Jobeet - My work is done

As I've written earlier I've been helping out with the symfony Jobeet tutorial. The tutorial runs for another two days, but my work is done. Well, sort of. So time to look back at Jobeet...

Just to clear things up for people not in the know: About two years ago, for symfony 1.0, the symfony team wrote a 24-day tutorial during the days before christmas (int he spirit of an advent calendar), which described how you would approach a typical symfony project. The tutorial described the development of the Askeet! application, a community question/answer application. This year, Fabien from symfony initiated a follow-up to that. He gathered some cool people from the symfony community (and me ;) ) and wrote another tutorial, focussing on symfony 1.2. This time, the application being developed is an online job board called Jobeet.

I was still relatively new to symfony 1.2 when i started this job. I know the theoretical differences between the versions and had played around a bit with 1.2, but hadn't had time to really dive into this. In my role as "Subversion manager" I've been responsible for executing all days tutorials into code, and manage those in the repository. So if you find any bugs in the Jobeet repository, let me know. It will be my fault and I'll fix it ;)
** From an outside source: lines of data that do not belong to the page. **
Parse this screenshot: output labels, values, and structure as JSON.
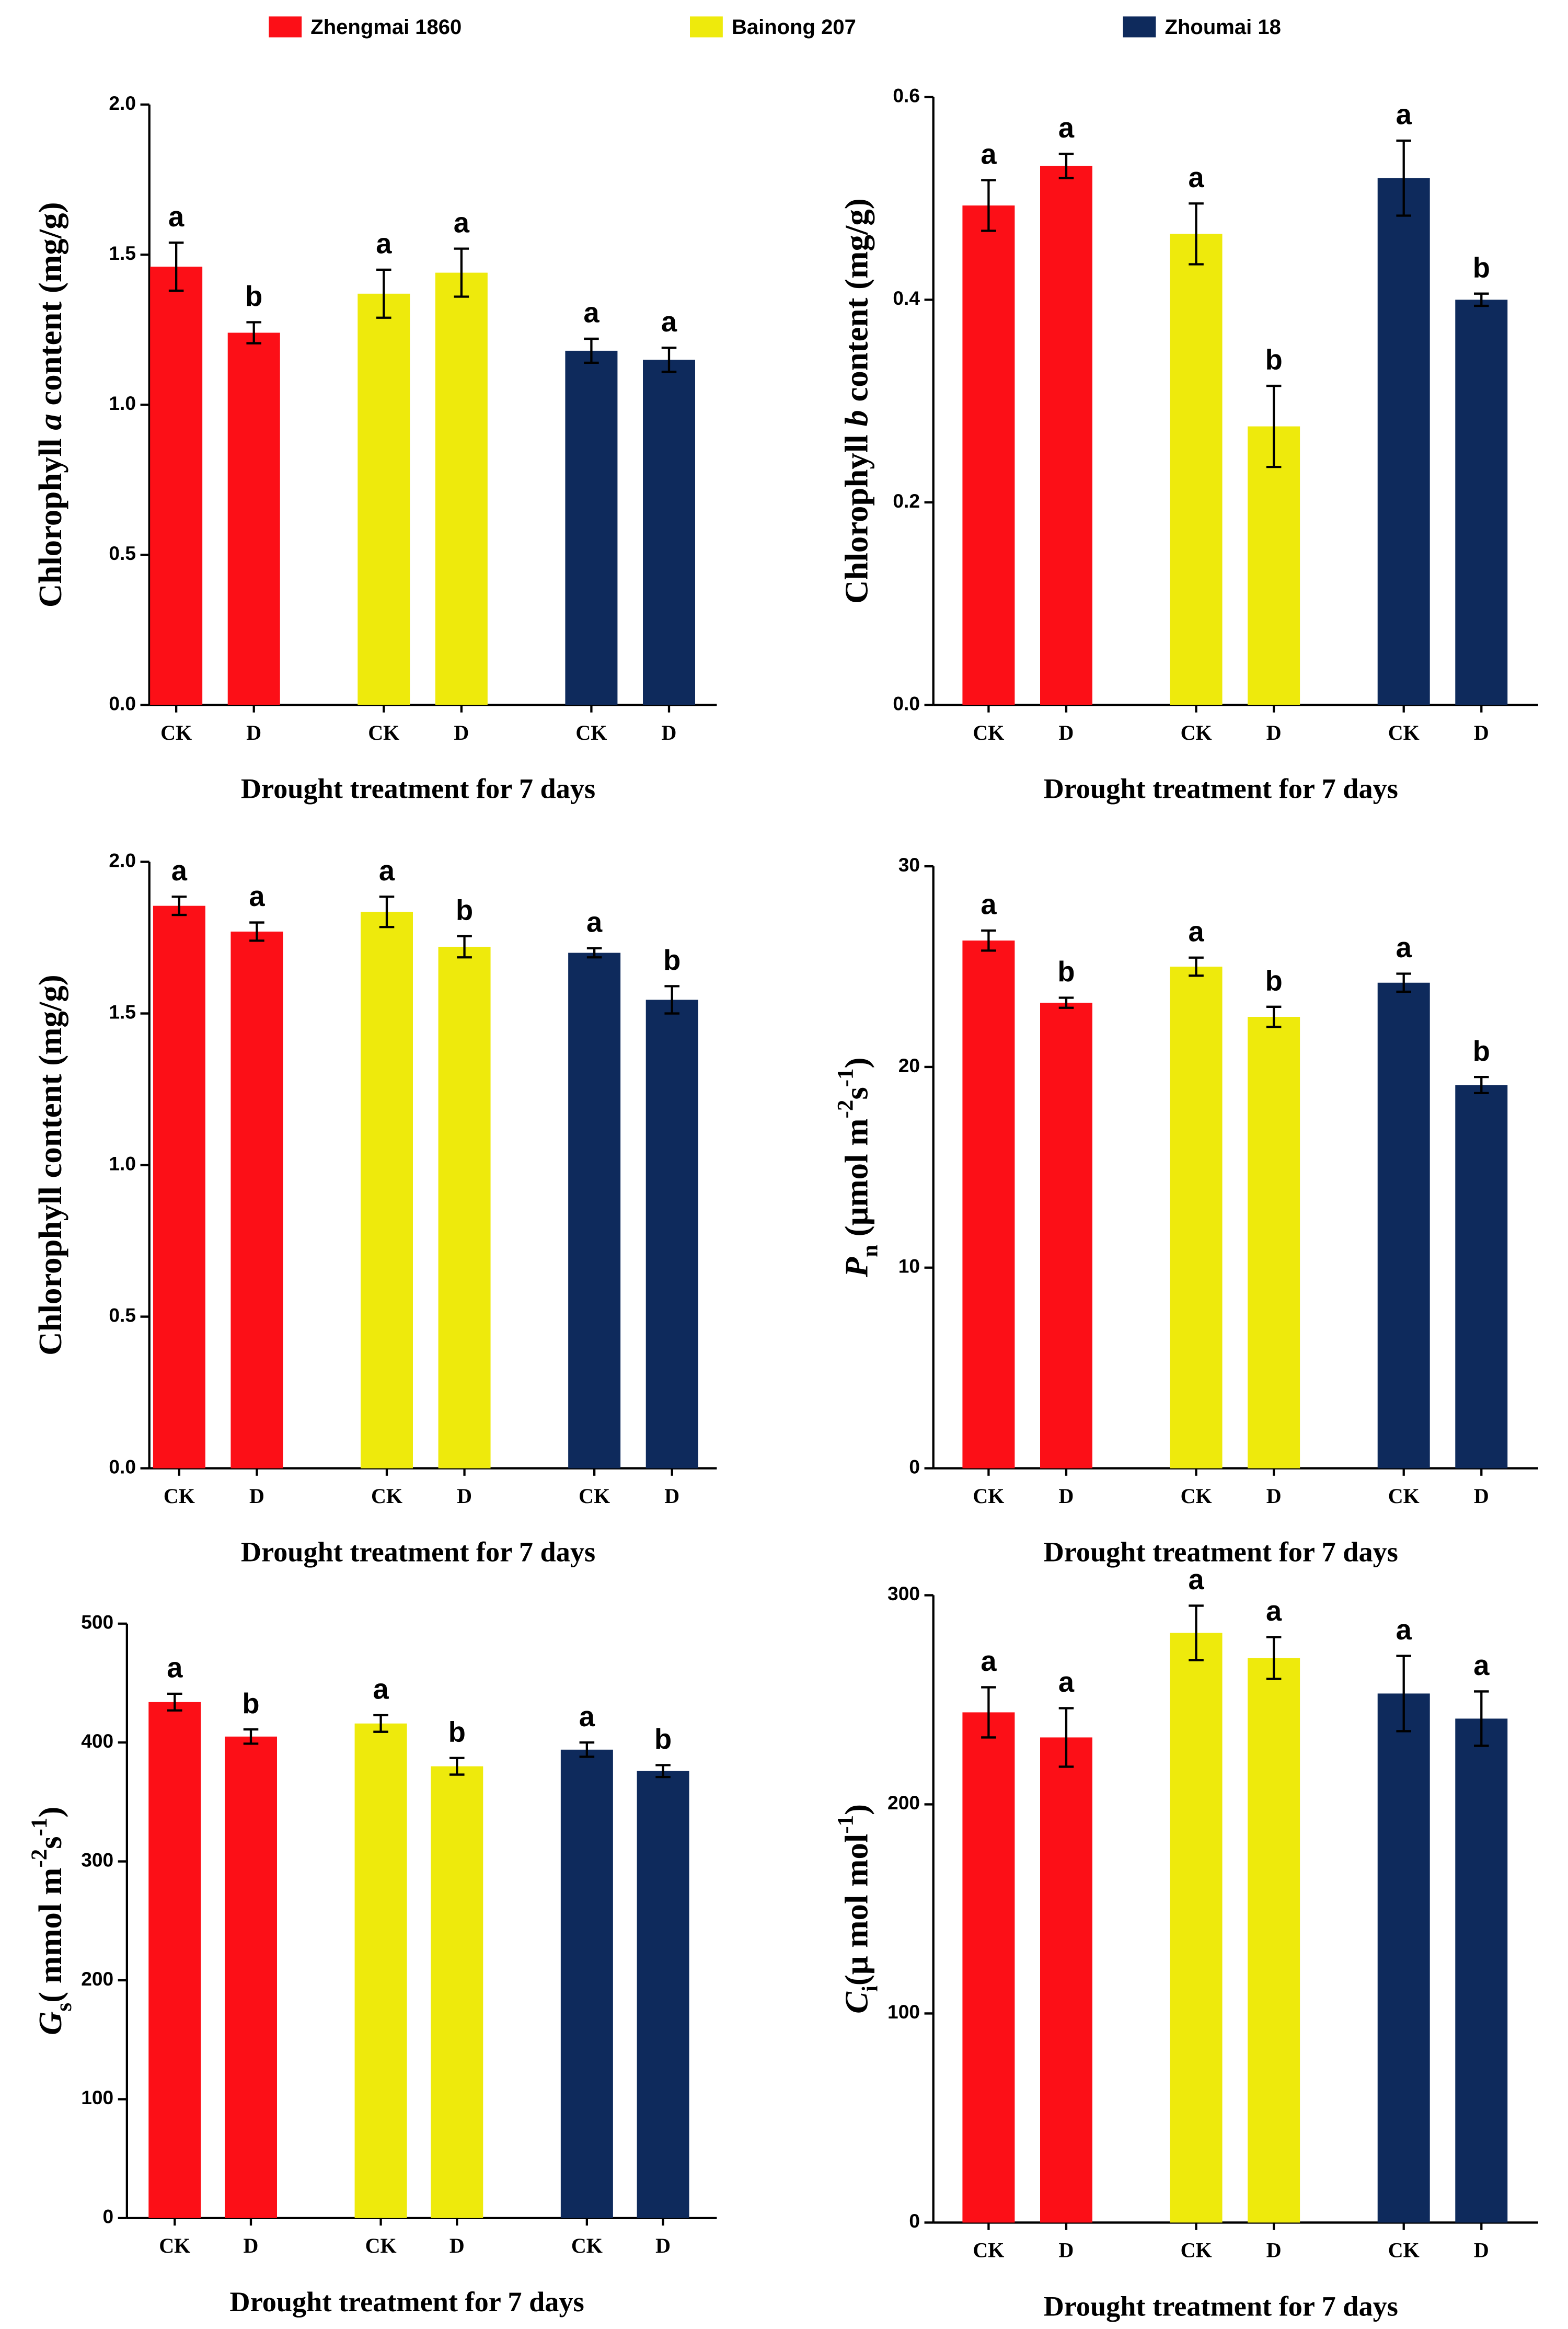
{
  "legend": [
    {
      "name": "Zhengmai 1860",
      "color": "#fc0f17"
    },
    {
      "name": "Bainong 207",
      "color": "#eeea0c"
    },
    {
      "name": "Zhoumai 18",
      "color": "#0e2a5c"
    }
  ],
  "chart_data": [
    {
      "type": "bar",
      "categories": [
        "CK",
        "D",
        "CK",
        "D",
        "CK",
        "D"
      ],
      "values": [
        1.46,
        1.24,
        1.37,
        1.44,
        1.18,
        1.15
      ],
      "errors": [
        0.08,
        0.035,
        0.08,
        0.08,
        0.04,
        0.04
      ],
      "annotations": [
        "a",
        "b",
        "a",
        "a",
        "a",
        "a"
      ],
      "ylim": [
        0,
        2
      ],
      "yticks": [
        {
          "value": 0,
          "label": "0.0"
        },
        0.5,
        {
          "value": 1,
          "label": "1.0"
        },
        1.5,
        {
          "value": 2,
          "label": "2.0"
        }
      ],
      "x_label": "Drought treatment for 7 days",
      "y_label": [
        {
          "text": "Chlorophyll "
        },
        {
          "text": "a",
          "style": "italic"
        },
        {
          "text": " content (mg/g)"
        }
      ]
    },
    {
      "type": "bar",
      "categories": [
        "CK",
        "D",
        "CK",
        "D",
        "CK",
        "D"
      ],
      "values": [
        0.493,
        0.532,
        0.465,
        0.275,
        0.52,
        0.4
      ],
      "errors": [
        0.025,
        0.012,
        0.03,
        0.04,
        0.037,
        0.006
      ],
      "annotations": [
        "a",
        "a",
        "a",
        "b",
        "a",
        "b"
      ],
      "ylim": [
        0,
        0.6
      ],
      "yticks": [
        {
          "value": 0,
          "label": "0.0"
        },
        0.2,
        0.4,
        0.6
      ],
      "x_label": "Drought treatment for 7 days",
      "y_label": [
        {
          "text": "Chlorophyll "
        },
        {
          "text": "b",
          "style": "italic"
        },
        {
          "text": " content (mg/g)"
        }
      ]
    },
    {
      "type": "bar",
      "categories": [
        "CK",
        "D",
        "CK",
        "D",
        "CK",
        "D"
      ],
      "values": [
        1.855,
        1.77,
        1.835,
        1.72,
        1.7,
        1.545
      ],
      "errors": [
        0.03,
        0.03,
        0.05,
        0.035,
        0.015,
        0.045
      ],
      "annotations": [
        "a",
        "a",
        "a",
        "b",
        "a",
        "b"
      ],
      "ylim": [
        0,
        2
      ],
      "yticks": [
        {
          "value": 0,
          "label": "0.0"
        },
        0.5,
        {
          "value": 1,
          "label": "1.0"
        },
        1.5,
        {
          "value": 2,
          "label": "2.0"
        }
      ],
      "x_label": "Drought treatment for 7 days",
      "y_label": [
        {
          "text": "Chlorophyll content (mg/g)"
        }
      ]
    },
    {
      "type": "bar",
      "categories": [
        "CK",
        "D",
        "CK",
        "D",
        "CK",
        "D"
      ],
      "values": [
        26.3,
        23.2,
        25.0,
        22.5,
        24.2,
        19.1
      ],
      "errors": [
        0.5,
        0.25,
        0.45,
        0.5,
        0.45,
        0.4
      ],
      "annotations": [
        "a",
        "b",
        "a",
        "b",
        "a",
        "b"
      ],
      "ylim": [
        0,
        30
      ],
      "yticks": [
        0,
        10,
        20,
        30
      ],
      "x_label": "Drought treatment for 7 days",
      "y_label": [
        {
          "text": "P",
          "style": "italic"
        },
        {
          "text": "n",
          "style": "sub"
        },
        {
          "text": " (μmol m"
        },
        {
          "text": "-2",
          "style": "sup"
        },
        {
          "text": "s"
        },
        {
          "text": "-1",
          "style": "sup"
        },
        {
          "text": ")"
        }
      ]
    },
    {
      "type": "bar",
      "categories": [
        "CK",
        "D",
        "CK",
        "D",
        "CK",
        "D"
      ],
      "values": [
        434,
        405,
        416,
        380,
        394,
        376
      ],
      "errors": [
        7,
        6,
        7,
        7,
        6,
        5
      ],
      "annotations": [
        "a",
        "b",
        "a",
        "b",
        "a",
        "b"
      ],
      "ylim": [
        0,
        500
      ],
      "yticks": [
        0,
        100,
        200,
        300,
        400,
        500
      ],
      "x_label": "Drought treatment for 7 days",
      "y_label": [
        {
          "text": "G",
          "style": "italic"
        },
        {
          "text": "s",
          "style": "sub"
        },
        {
          "text": "( mmol m"
        },
        {
          "text": "-2",
          "style": "sup"
        },
        {
          "text": "s"
        },
        {
          "text": "-1",
          "style": "sup"
        },
        {
          "text": ")"
        }
      ]
    },
    {
      "type": "bar",
      "categories": [
        "CK",
        "D",
        "CK",
        "D",
        "CK",
        "D"
      ],
      "values": [
        244,
        232,
        282,
        270,
        253,
        241
      ],
      "errors": [
        12,
        14,
        13,
        10,
        18,
        13
      ],
      "annotations": [
        "a",
        "a",
        "a",
        "a",
        "a",
        "a"
      ],
      "ylim": [
        0,
        300
      ],
      "yticks": [
        0,
        100,
        200,
        300
      ],
      "x_label": "Drought treatment for 7 days",
      "y_label": [
        {
          "text": "C",
          "style": "italic"
        },
        {
          "text": "i",
          "style": "sub"
        },
        {
          "text": "(μ mol mol"
        },
        {
          "text": "-1",
          "style": "sup"
        },
        {
          "text": ")"
        }
      ]
    }
  ]
}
Anyway, my task in this project has allowed me to actually work with all the cool new features. Of all these cool new features, some are most excellent. For instance, the new routing, especially the integration with the ORM, is excellent. Aside from that, the new REST support is also awesome for easily creating web services in symfony. And another great thing is that the tutorial is not limited to Propel such as Askeet was, but there is a parallel version of the tutorial for Doctrine ORM as well!

Most people will know that you learn most by simply doing, and executing the Jobeet tutorial you will actually do a lot of stuff yourself. This makes the Jobeet tutorial a most excellent way of getting to know symfony. Or even if you have experience with symfony 1.0 or 1.1, it will easily and surely introduce you to the differences with previous versions. Go and have a look!